Banyak yang menyangka Jonatan sedang cedera sehingga tak diturunkan oleh tim pelatih Indonesia dalam partai final. Ternyata bukan itu alasannya. Pemain berusia 19 tahun itu tak diturunkan karena tak cocok, jika bertemu dengan Jan O Jorgensen.
Jika Jonatan turun, maka ia akan menghadapi Jorgensen. Dari beberapa pertemuan, ia selalu kalah dan kesulitan jika menghadapi pemain yang memiliki beberapa tato di tubuhnya itu.
"Ada pertemuan pelatih dan pemain, kita harus melihat kesiapan pemain. Perasaan pemain juga harus kita lihat, Jonatan juga melihat dalam pertemuan beberapa kali dengan Jan O Jorgensen, dia bilang lebih baik Anthony Ginting yang main," ujar Rexy kepada wartawan dalam acara penyambutan tim Thomas dan Uber Indonesia di Bandara Soekarno-Hatta, Senin (23/5/2016).

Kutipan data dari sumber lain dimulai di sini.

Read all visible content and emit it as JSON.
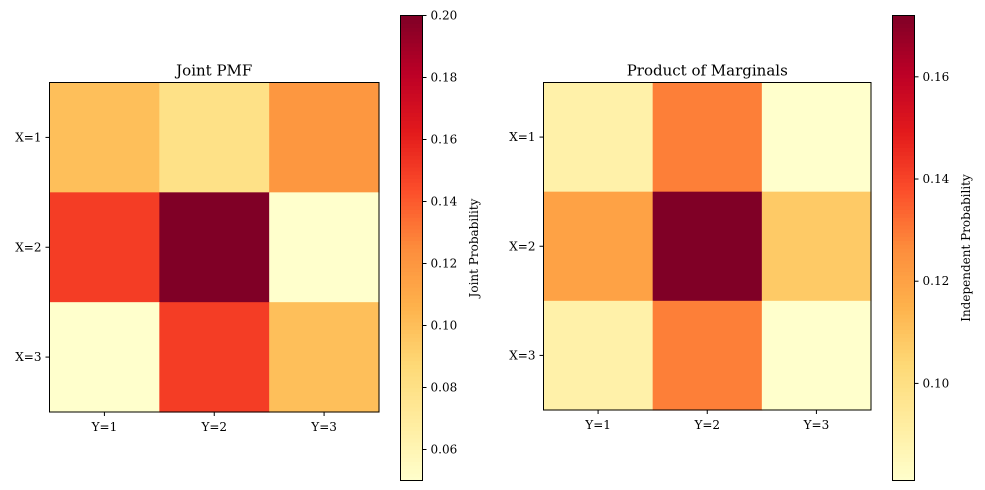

"Jadi, kita lihat dari segi itu semua. Nanti kalau kita pasang, kasihan pemainnya juga kan dia perasaannya tidak enak. Jadi ini bukan masalah cedera," sambungnya.
Penampilan Jonatan di ajang Piala Thomas 2016 sejak babak penyisihan sebenarnya sangat menjanjikan. Ia tercatat hanya kalah di babak semifinal dari Son Wan Ho (Korea Selatan) sebelum partai final.